In this study, we have confirmed a previously recognized predictor of clinical outcomes (co-infections) and added previous immunity to alphacoronaviruses as an additional risk factor for WHO clinical severity score ≥ 5. There is little evidence of a correlation between SARS CoV-2 responses and HKU1 and NL63 responses [8]. No cross-reactivity of the SARS CoV-2 RBD-targeted antibodies was observed with HKU1, 229E, OC43, and NL63 [9]. In particular, antibodies against seasonal coronaviruses do not neutralize SARS-CoV-2 [10,11], with the only possible exception of 229E [12]. Nevertheless, one study reported cross-reactivity in anti-S2 antibodies between OC43 and SARS CoV-2 [13]. There is weak evidence of pre-existing SARS CoV-2 cross-reactive serum antibodies and limited cross-reactive memory B cells in pre-pandemic donors [14], and cross-reactivity to NL63 and 229E was more common in sub-Saharan Africa than in the USA [15]. Another study identified cross-reactivity between antibodies directed against SARS CoV-2 spike epitope 421–434 and NL63-RBM3 peptides [16]. Synchronous increase of OC43 IgG antibody levels was detected with SARS CoV-2 seroconversion in a subset of subjects for whom early infection sera were available before their SARS CoV-2 seroconversion, suggestive of an OC43 memory response triggered via SARS CoV-2 infection [17]. Among 17 severe COVID-19 cases, B-cell clones directed against seasonal CoV dominated and strongly increased over time. Seasonal CoV IgG responses that did not neutralize SARS CoV-2 were boosted well beyond detectable cross-reactivity during COVID19, particularly for an OC43 spike [18]. This was suggestive of OAS, which is theorized to have dismal consequences for coronaviruses [19,20]. ADE has been reported following vaccination or secondary infections with another coronavirus, RSV, Ebola, macrophage-tropic viruses (such as dengue virus), or non-macrophage-tropic respiratory viruses (such as RSV and measles). A detailed analysis has shown that antibodies to any viral epitope can induce ADE when present in sub-optimal titers or is of low affinity [21,22]. Neutralizing antibodies triggered by the sequential immunization of mice against SARS CoV and SARS CoV-2 are dominantly against the one that is used for priming [23]. Up to 50% of recovered SARS CoV-2 patients have been shown to mount antibody responses against unique epitopes of OC43, that were not detectable in unexposed individuals [24].

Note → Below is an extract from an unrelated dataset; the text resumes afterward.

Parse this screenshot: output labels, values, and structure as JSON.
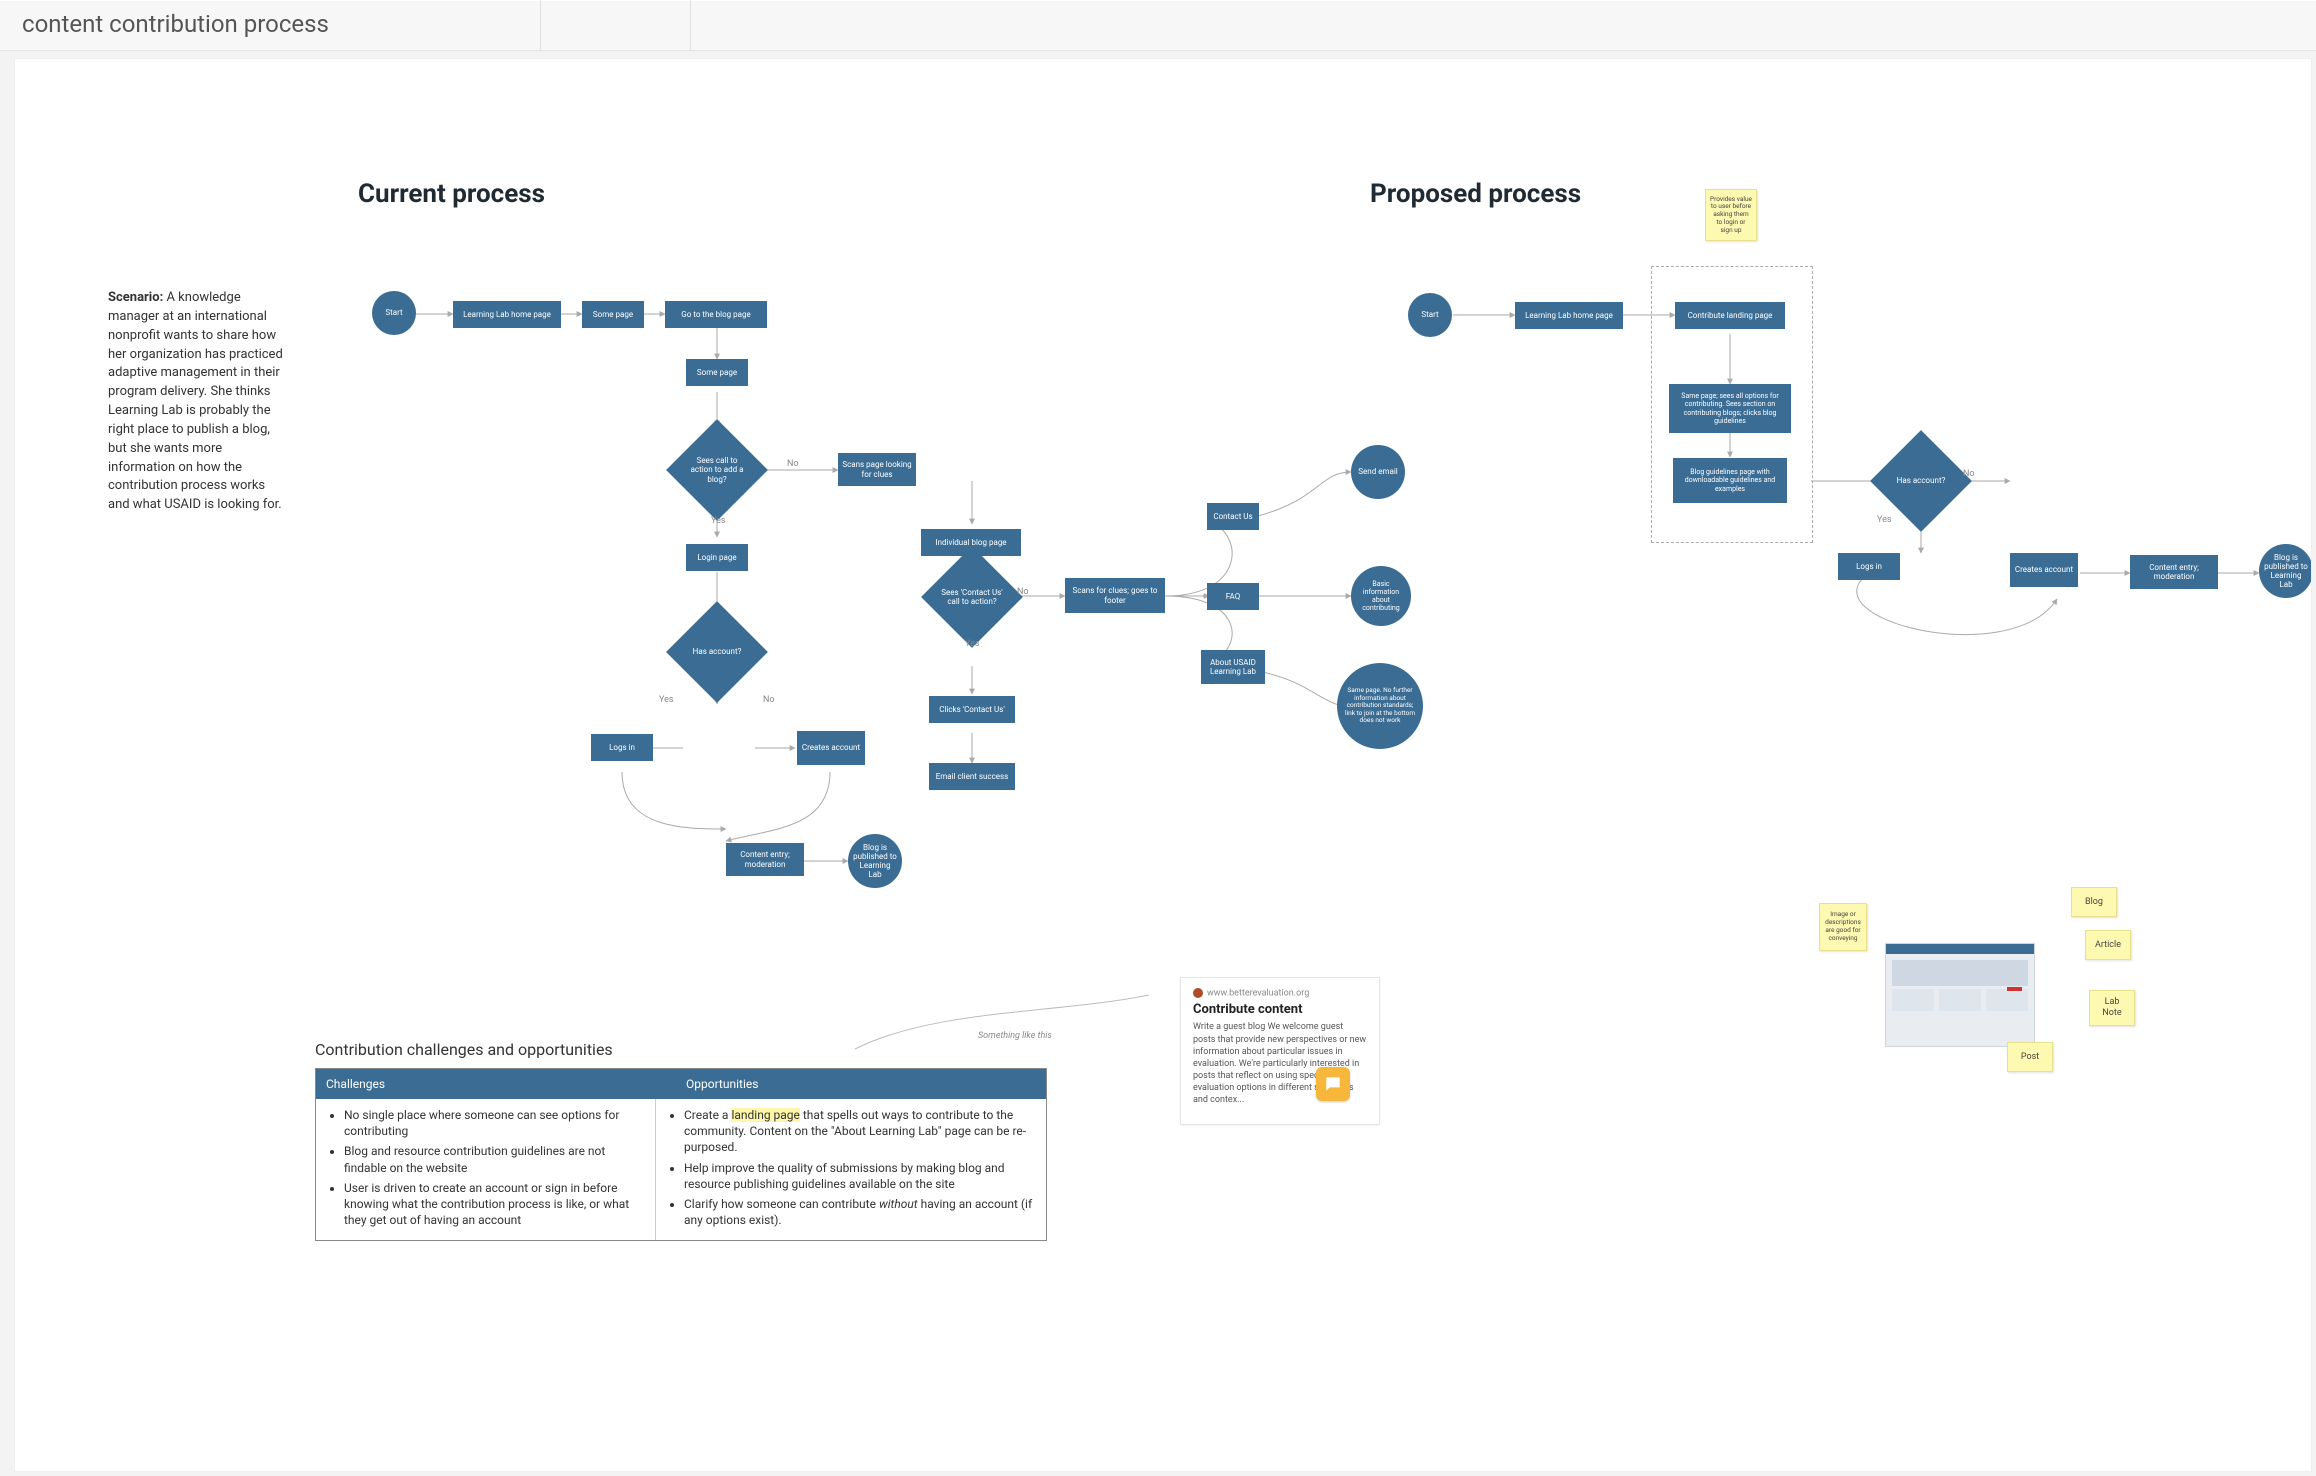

Complementary to our findings, patients with critical COVID-19 had significantly lower levels of OC43 and HKU1 nucleoprotein-specific antibodies compared to other COVID-19 patients [25]. The prognostic role of low OC43 antibodies was confirmed by another study: OC43 negative inpatients had an increased risk of critical disease (adjusted odds ratio 2.8), higher than the risk by increased age or body mass index (BMI), and lower than the risk by male sex [26]. These findings could also imply convalescent plasma collections (CCP): e.g., CCP units with greater NL63 antibody responses and lower HKU1 antibodies had higher neutralizing antibodies to the SARS CoV-2 receptor-binding domain (RBD) [27]. Another study found better outcome in recipients of CCP units with higher anti-NL63 or anti-OC43 antibodies [28].
Our study has several limitations, most importantly the low number of patients in several subgroups, which limits the statistical power and results in the wide confidence intervals of estimates reported in our study. We used a cross-sectional design and thus cannot exclude selection biases, particularly the incidence–prevalence one; however, we included consecutive patients without selection on disease severity. Given the current contradictory landscape, further studies on the prognostic role of previous immunity against endemic coronaviruses and prognosis of COVID-19 are warranted.
Author Contributions
F.M. designed the study and revised the final version; D.F. reviewed the literature and wrote the first draft; E.L. and S.T. performed statistical analyses; A.B., L.A., and A.T. managed the laboratory procedures, data collection, and interpretation, P.G.S. and A.G. managed the laboratory procedures. All authors have read and agreed to the published version of the manuscript.
Funding
This research received no external funding.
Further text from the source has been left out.